Bertahan sebagai pengungsi di negara sendiri tidaklah mudah. Ini dialami oleh komunitas Syiah di Sidoarjo dan komunitas Ahmadiyah di Mataram. Selain harus menghadapi pelbagai tekanan arus dominan mayoritas Muslim yang berpahamkan Sunni, akibat adanya perbedaan interpretasi teks kitab suci dalam agama Islam, praktik-praktik keber-Islam-an, dan gesekan konflik politik ekonomi pada aras lokal, mereka harus menghidupi diri untuk bertahan hidup mencukupi keperluan harian mereka di tempat pengungsian selama bertahun-tahun.

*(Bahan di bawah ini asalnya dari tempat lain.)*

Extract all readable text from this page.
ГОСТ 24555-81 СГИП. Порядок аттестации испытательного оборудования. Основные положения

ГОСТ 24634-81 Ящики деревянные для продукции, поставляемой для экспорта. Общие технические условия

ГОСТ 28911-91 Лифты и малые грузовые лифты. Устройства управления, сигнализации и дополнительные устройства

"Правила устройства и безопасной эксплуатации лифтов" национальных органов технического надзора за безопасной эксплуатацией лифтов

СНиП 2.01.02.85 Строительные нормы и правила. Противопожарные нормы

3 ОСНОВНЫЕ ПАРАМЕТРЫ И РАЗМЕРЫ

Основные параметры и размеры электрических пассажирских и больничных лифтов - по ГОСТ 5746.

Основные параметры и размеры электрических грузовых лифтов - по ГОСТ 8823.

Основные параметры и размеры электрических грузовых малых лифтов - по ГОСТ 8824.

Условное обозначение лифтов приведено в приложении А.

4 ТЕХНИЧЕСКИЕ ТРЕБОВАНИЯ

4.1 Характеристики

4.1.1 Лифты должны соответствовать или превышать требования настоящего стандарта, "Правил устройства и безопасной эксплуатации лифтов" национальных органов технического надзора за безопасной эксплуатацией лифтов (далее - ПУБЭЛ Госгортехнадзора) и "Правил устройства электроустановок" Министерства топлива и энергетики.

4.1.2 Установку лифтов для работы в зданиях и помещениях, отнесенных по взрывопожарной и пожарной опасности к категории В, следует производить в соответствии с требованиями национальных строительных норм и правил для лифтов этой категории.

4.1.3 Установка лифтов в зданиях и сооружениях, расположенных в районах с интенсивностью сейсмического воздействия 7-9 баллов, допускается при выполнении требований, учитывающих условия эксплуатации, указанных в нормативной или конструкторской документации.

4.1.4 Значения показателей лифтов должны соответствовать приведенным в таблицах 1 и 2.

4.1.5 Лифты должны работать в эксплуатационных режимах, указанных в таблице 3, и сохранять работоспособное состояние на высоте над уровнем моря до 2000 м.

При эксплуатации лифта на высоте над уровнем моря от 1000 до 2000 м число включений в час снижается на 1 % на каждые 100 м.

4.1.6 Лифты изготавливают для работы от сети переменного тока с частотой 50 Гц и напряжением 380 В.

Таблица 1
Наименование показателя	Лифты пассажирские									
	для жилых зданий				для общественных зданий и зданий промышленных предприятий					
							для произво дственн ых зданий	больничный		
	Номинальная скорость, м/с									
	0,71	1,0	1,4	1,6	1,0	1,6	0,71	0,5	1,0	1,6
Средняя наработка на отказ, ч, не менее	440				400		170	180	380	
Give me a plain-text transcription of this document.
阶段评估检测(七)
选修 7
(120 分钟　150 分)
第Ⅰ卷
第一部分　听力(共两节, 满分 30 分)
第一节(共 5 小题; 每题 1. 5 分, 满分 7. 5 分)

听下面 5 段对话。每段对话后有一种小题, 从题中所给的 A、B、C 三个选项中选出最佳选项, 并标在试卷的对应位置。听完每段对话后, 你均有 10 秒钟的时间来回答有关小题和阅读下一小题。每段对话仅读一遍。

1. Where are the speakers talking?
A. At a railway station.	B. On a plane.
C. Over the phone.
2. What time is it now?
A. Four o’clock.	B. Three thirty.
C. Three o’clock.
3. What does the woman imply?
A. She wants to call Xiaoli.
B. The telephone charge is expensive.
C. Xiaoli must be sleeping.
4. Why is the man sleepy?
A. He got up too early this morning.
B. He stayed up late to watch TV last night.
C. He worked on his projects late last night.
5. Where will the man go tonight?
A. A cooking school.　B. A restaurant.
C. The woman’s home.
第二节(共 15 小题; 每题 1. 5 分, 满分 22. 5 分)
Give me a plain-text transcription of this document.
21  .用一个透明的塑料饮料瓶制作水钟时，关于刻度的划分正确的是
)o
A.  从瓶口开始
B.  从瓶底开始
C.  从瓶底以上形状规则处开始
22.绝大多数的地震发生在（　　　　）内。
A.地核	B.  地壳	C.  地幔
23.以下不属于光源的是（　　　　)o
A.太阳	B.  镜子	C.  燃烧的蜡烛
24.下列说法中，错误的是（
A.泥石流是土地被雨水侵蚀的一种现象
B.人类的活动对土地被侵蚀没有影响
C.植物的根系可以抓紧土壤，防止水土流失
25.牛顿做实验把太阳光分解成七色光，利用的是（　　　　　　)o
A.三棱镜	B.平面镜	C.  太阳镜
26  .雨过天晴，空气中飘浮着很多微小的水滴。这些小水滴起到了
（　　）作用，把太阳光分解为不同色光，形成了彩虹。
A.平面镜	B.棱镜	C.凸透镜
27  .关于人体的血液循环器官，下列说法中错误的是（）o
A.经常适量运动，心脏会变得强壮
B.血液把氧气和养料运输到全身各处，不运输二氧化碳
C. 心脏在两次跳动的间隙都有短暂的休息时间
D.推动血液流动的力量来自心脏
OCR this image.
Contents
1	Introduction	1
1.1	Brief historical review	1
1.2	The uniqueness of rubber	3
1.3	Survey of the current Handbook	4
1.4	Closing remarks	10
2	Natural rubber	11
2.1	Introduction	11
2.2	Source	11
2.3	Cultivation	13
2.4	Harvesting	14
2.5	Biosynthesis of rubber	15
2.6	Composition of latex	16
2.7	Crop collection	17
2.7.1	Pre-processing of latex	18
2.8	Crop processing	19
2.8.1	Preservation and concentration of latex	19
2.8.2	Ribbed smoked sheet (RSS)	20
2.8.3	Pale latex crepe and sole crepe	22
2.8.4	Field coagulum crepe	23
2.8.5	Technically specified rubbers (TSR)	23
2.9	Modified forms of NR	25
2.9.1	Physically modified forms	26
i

Dengan memaparkan sejarah munculnya Syiah dan Ahmadiyah, konflik lokal yang terjadi, dan narasi kedua komunitas Muslim tersebut, terutama strategi mereka bertahan hidup, buku ini mengkritik konsep ketahanan sosial yang selama ini cenderung digunakan dalam perspektif developmentalistik; menggunakan konsep modal sosial sebagai bagian dari strategi bertahan. Sebaliknya, tim penulis justru menggunakan ketahanan sosial untuk melihat strategi kedua komunitas tersebut dalam memperjuangkan pengakuan, yaitu pemenuhan hak-hak dasar warga negara dan intervensi negara untuk melindungi minoritas dan membentuk masyarakat multiagama yang toleran.
Lebih jauh, secara praktis, studi ini mengajukan rekomendasi kebijakan kepada lembaga-lembaga negara dan rekomendasi gagasan kepada stakeholders tentang kemungkinan metode reintegrasi pengungsi komunitas dan pengelolaan potensi konflik kekerasan antara kelompok minoritas agama dengan kelompok arus utama yang berbeda.